NAHB Eye on Housing's Paul Emrath reports that 98% of of the 132.42 million homes that existed in the United States in 2011 were still there two years later, according to a recent report from the Department of Housing and Urban Development (HUD).
The report, called the Components of Inventory Change: 2011-2013, is based on the American Housing Survey, and is conducted in odd-numbered years by the U.S. Census Bureau. By revisiting the same housing units, it makes it possible to count how many homes were lost in between each survey. If past numbers remain consistent, they imply that half of the existing homes built 64 or more years ago will still exist 66 years from now.

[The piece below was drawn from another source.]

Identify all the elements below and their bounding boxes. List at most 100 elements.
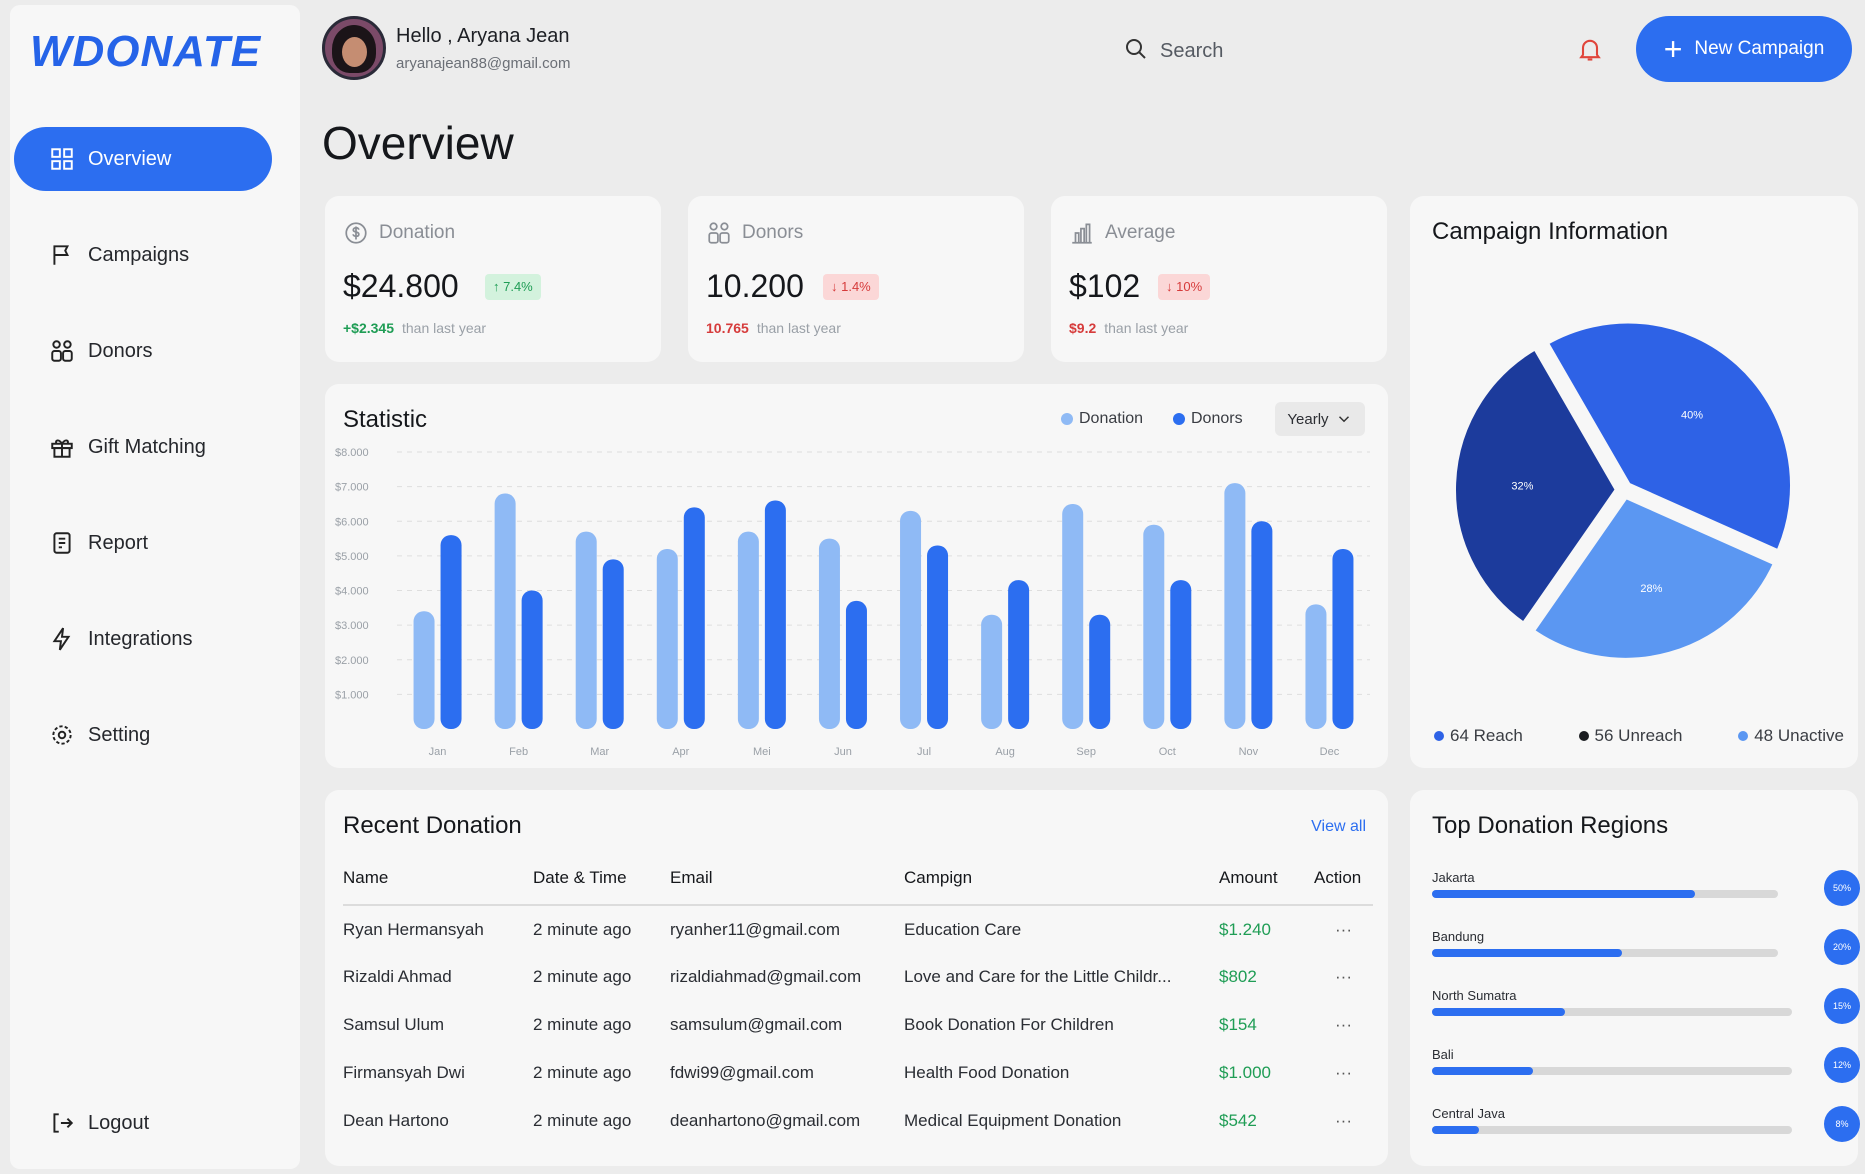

Additionally, half of the homes built recently will last for more than 100 years.
Of the 1,567,000 housing units lost between the 2011 and 2013 iterations of the AHS, 470,000 were due to demolitions and disasters, 212,000 were homes that became damaged or condemned, 202,000 involved putting existing homes to non-residential uses, 161,000 (primarily manufactured housing/mobile homes) were moved out from where they had been in 2011, 98,000 were due to conversions/mergers (e.g., a housing unit is lost when two smaller units are combined into a larger one), and 424,000 were units lost in some other way that fit none of these categories or couldn’t be determined. These statistics imply that 0.59% of the housing units in the U.S. are lost in a given year, but there are differences depending on the type of structure.